Pasokan air di Agrigento bergantung pada akuaduk bawah tanah yang sudah tua yang sering mengalami kebocoran. Meskipun otoritas telah merencanakan perbaikan sistem air sejak tahun 2011, belum ada tindakan konkret yang diambil hingga saat ini.
Pada Mei 2024, pemerintah Italia mengalokasikan €20 juta (sekitar Rp 340 miliar) untuk membeli truk air dan mengebor sumur baru di Sisilia; namun, hanya sekitar 17% dari pekerjaan ini selesai pada Juli 2024.
Seperti dilaporkan oleh Fodor’s, kekurangan air juga membahayakan situs sejarah Agrigento, termasuk Lembah Tempat-Tempat Suci, yang merupakan lanskap pertanian penting di wilayah tersebut. Kekeringan yang berlangsung mengancam merusak atau mengubah kondisi situs-situs tersebut.

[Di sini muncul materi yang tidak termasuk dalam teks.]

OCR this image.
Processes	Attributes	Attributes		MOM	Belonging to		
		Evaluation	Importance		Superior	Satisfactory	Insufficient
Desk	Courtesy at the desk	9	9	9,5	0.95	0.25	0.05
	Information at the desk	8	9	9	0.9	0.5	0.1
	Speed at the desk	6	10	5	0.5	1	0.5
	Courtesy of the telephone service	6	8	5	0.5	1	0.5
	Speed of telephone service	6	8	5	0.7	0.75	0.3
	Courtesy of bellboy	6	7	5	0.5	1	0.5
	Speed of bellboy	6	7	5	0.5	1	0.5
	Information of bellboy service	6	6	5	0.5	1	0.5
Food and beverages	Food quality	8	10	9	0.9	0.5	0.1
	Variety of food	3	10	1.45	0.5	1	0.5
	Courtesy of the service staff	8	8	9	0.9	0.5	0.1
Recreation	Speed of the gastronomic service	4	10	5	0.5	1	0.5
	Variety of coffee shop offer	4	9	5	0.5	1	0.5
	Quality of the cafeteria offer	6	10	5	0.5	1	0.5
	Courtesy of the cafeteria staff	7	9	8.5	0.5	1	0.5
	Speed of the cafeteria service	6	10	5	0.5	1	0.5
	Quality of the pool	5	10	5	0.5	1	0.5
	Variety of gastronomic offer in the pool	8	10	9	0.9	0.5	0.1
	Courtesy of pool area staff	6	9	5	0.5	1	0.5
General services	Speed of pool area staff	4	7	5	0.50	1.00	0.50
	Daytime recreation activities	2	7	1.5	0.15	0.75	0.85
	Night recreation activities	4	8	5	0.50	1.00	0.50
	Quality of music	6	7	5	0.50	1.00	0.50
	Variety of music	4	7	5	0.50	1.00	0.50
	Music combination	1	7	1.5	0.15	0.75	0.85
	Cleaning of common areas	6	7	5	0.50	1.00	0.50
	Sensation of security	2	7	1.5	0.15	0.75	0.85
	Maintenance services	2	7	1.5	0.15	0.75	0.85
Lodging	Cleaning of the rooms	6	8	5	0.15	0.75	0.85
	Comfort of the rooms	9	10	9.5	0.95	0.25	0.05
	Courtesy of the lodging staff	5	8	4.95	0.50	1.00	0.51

Selain itu, kelangkaan air telah memaksa beberapa bisnis untuk tutup, dan banyak rumah tangga telah mulai menyimpan air dalam wadah untuk kegiatan sehari-hari seperti memasak dan mencuci. Beberapa hotel kecil dan penginapan berjuang untuk menyediakan air yang cukup untuk tamu mereka.
Pada bulan-bulan musim panas, situasinya memburuk, dengan beberapa akomodasi membatasi pemesanan karena ketidakmampuan mereka untuk menjamin pasokan air yang memadai untuk kebutuhan penting seperti kamar mandi.
Seorang pemilik properti di kota tersebut membagikan bahwa mereka harus memasang dua tangki air, karena satu tangki tidak lagi mencukupi. Jika situasi terus berlanjut, mereka berencana untuk menutup properti mereka dan membatalkan semua reservasi.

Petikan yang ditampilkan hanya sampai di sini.